Akan tetapi, seringkali terdapat fenomena pada pertempuran dan tentunya layak “dibaca”, sekaligus dicari jawaban guna kepentingan pendataan bagi negara-negara suka perang (agresor). Tanpa akurasi data, penggelaran pasukan apapun niscaya penuh ketidakpastian. Sebagai contoh fenomena tewasnya Jenderal Mallaby dalam pertempuran “10 Nopember 1945” di Surabaya; atau kekalahan Amerika Serikat (AS) di Vietnam dekade 1980-an; atau Perang Gaza 2010-an lalu banyak hal ganjil; atau yang kini tengah berlangsung ialah perang antara AS dan sekutu melawan Taliban di Iraq dan Afghanistan (2001 – hingga kini), demikian seterusnya.

Itulah fenomena perang bersifat nyata, bukan mengada-ada. Seyogyanya data-data “fenomena” tersebut mutlak didalami doeloe oleh para agresor, sebelum ia mengambil keputusan bagi agresi militer berikutnya dengan berbagai dalih dan modus – kapanpun, dimanapun.

Merujuk hal di atas, menyaksikan keroyokan Koalisi pada Libya — betapa AS dan sekutu telah abai atas hikmah pengalaman (kalah perang) saat di Vietnam doeloe, atau lalai mengapa ia hengkang dari Iraq. Jangan-jangan terkena sihir Rambo, James Bond 007, atau Kolonel Braddock, para tokoh khayalan ciptaan Barat yang selalu tampil menang di setiap pertempuran.

Terlihat bahwa operasi AS Cs di Libya tanpa membaca fenomena yang tersirat, hanya berdasar “logika perang lazim” semata yakni: “Barang siapa kalah jumlah tentara dan peralatan tempur maka akan kalah di dalam peperangan”. Bayangkan, satu negara (Libya) melawan lebih dua puluh negara jago perang (NATO) dengan peralatan tempur serba canggih. Predeksi dan analisa manapun akan memastikan bahwa dalam tempo singkat Moamar Gaddafi bakal lengser dari singgasana yang telah diduduki selama 40-an tahun lebih. Apakah memang demikian?

Lalu, lupakah para pengambil kebijakan di Jajaran Koalisi atas peristiwa di Iraq, tatkala pasca Saddam digantung oleh Bush Jr tepat di Hari Raya Korban justru menimbulkan perlawanan maha dahsyat dari rakyat Iraq hingga ia dan sekutu terpaksa meninggalkan medan laga dengan alasan ingin fokus pada satu perang di Afghanistan saja; atau barangkali, lalaikah mereka akan peristiwa Gaza, ketika tiba-tiba Israel meminta gencatan senjata kepada Hamas sedang di berbagai media ia mengaku menang perang? (Baca tulisan Pesta Kabaret di Gaza di www.theglobal-review.com).

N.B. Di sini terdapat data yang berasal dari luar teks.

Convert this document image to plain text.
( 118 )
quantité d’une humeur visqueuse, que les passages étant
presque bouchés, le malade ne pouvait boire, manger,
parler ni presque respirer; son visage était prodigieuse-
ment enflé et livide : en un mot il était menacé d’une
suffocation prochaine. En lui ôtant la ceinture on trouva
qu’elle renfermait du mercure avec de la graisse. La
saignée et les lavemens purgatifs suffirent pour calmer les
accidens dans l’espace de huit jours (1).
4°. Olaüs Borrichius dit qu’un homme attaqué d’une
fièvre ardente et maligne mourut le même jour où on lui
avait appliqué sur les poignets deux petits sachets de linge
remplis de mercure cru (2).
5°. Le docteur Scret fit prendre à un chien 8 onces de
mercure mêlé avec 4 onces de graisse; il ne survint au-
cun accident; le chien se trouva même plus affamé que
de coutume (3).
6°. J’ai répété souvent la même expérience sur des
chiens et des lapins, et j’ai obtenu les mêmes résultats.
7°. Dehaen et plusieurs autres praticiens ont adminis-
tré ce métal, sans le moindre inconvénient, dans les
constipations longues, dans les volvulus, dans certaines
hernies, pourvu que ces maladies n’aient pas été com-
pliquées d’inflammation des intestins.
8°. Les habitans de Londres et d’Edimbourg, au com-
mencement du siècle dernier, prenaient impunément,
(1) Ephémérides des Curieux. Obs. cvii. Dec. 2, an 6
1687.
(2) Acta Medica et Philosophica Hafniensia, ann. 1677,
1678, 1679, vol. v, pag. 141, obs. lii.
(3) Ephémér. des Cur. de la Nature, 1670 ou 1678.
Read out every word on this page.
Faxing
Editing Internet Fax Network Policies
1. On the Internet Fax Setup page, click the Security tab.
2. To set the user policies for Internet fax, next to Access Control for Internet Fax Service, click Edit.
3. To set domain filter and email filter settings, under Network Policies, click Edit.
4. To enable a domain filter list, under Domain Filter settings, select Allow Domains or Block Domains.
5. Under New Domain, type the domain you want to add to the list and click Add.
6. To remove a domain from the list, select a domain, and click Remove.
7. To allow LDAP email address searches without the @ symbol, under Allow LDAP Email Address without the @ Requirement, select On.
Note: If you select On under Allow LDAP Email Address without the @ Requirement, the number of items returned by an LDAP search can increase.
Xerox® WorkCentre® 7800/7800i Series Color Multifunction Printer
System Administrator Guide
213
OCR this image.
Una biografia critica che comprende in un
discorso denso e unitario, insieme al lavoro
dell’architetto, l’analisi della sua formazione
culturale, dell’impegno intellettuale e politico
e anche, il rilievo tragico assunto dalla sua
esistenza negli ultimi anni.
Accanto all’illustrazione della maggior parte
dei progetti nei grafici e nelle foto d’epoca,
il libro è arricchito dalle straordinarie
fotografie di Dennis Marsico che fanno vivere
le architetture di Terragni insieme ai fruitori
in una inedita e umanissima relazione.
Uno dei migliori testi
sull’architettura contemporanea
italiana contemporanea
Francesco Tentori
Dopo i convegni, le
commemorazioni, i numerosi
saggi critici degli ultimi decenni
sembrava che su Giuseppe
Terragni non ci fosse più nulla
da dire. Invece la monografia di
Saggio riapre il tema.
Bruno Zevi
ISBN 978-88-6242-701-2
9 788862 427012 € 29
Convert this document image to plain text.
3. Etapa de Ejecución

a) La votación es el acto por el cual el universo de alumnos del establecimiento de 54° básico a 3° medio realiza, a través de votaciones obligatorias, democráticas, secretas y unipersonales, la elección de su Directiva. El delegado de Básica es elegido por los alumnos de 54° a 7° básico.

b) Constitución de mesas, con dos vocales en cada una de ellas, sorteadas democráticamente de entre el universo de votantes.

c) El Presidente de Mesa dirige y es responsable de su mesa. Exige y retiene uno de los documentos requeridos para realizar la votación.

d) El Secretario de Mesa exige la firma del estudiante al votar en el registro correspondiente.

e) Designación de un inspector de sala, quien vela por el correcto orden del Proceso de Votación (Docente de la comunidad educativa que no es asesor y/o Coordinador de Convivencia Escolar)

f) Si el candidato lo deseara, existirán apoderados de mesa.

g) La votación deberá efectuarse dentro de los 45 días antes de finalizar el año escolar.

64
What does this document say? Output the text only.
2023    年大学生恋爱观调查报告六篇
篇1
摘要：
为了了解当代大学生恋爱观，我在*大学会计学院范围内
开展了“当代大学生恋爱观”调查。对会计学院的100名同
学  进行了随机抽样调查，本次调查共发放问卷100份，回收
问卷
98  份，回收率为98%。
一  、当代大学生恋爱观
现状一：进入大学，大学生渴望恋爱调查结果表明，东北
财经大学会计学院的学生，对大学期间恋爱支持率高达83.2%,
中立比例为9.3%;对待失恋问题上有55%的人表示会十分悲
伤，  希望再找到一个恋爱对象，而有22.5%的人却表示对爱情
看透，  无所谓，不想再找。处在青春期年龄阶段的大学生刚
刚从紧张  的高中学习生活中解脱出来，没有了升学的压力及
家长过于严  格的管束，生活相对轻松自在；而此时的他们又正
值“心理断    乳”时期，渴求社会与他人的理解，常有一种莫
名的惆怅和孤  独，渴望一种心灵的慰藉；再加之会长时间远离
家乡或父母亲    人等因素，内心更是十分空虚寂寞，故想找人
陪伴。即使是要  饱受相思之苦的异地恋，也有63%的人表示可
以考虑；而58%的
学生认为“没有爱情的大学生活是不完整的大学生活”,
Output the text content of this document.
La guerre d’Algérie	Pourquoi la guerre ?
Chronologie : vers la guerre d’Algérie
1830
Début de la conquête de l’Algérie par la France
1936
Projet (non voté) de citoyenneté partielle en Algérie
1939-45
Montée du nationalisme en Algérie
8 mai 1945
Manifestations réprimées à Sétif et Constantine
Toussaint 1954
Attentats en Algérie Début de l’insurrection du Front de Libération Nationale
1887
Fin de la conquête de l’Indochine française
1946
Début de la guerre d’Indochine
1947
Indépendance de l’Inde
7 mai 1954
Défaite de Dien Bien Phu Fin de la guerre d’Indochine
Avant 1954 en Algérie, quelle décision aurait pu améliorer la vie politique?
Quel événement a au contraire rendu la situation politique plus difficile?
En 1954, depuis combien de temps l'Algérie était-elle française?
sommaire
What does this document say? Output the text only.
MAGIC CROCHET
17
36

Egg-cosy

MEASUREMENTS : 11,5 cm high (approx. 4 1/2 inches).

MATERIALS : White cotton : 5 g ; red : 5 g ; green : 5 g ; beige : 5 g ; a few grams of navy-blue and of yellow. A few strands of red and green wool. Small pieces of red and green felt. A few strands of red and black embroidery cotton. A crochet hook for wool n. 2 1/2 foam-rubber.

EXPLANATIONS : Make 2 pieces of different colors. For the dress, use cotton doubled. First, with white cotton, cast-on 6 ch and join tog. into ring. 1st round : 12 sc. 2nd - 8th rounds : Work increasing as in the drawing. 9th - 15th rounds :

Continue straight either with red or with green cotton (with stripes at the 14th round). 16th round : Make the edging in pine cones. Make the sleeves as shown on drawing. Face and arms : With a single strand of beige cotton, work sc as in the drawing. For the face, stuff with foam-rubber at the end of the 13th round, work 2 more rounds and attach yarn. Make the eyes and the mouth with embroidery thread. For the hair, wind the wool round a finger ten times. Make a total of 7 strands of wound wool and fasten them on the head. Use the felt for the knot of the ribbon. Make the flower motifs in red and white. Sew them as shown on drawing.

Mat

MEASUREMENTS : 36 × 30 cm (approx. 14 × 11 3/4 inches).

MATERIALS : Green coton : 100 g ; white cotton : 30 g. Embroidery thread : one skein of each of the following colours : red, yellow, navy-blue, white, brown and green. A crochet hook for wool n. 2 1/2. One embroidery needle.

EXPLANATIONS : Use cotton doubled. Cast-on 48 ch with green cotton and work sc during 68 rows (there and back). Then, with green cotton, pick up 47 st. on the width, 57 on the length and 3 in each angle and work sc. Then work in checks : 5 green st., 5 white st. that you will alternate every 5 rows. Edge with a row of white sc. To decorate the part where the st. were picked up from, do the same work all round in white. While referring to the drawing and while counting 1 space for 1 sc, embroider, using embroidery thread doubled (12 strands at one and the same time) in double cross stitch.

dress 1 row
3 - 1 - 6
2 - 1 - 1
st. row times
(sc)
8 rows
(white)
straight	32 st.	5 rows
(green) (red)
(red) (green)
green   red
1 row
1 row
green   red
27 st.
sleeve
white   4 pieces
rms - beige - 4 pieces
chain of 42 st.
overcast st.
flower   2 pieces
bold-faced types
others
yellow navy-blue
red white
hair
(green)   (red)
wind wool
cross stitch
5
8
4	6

Ada pelajaran lama menyebut: “Betapapun supernya kekuatan bersenjata suatu negara, tidak mudah menundukkan tekad perlawanan gerilya rakyat guna mempertahankan eksistensinya” (Joseph E. Stiglitz, 2009). Agaknya, semangat guna “mempertahankan jati diri” adalah learning point yang bisa dipungut dari pelajaran lama di atas!

Invasi militer udara ala NATO di Libya, sesungguhnya merupakan ulangan cara dan sarana penjajahan AS yang sering disebut “hard power”. Ya, ingat hard power jadi teringat AS era Bush Jr berkuasa. Cara tersebut memang sangat ampuh menghajar negara-negara kaya minyak dan jenis tambang lain dimana pemerintahannya tak patuh atas hegemoni AS dan sekutu. Bukti riil yang masih tertinggal ialah Iraq dan Afghanistan. Dengan berbagai dalih, stigma atau alibi (War on Terror, senjata pemusnah massal dan sebagainya) negara target diinvasi ala keroyokan militer, diduduki, setelah itu dikapling-kapling sumber daya alamnya.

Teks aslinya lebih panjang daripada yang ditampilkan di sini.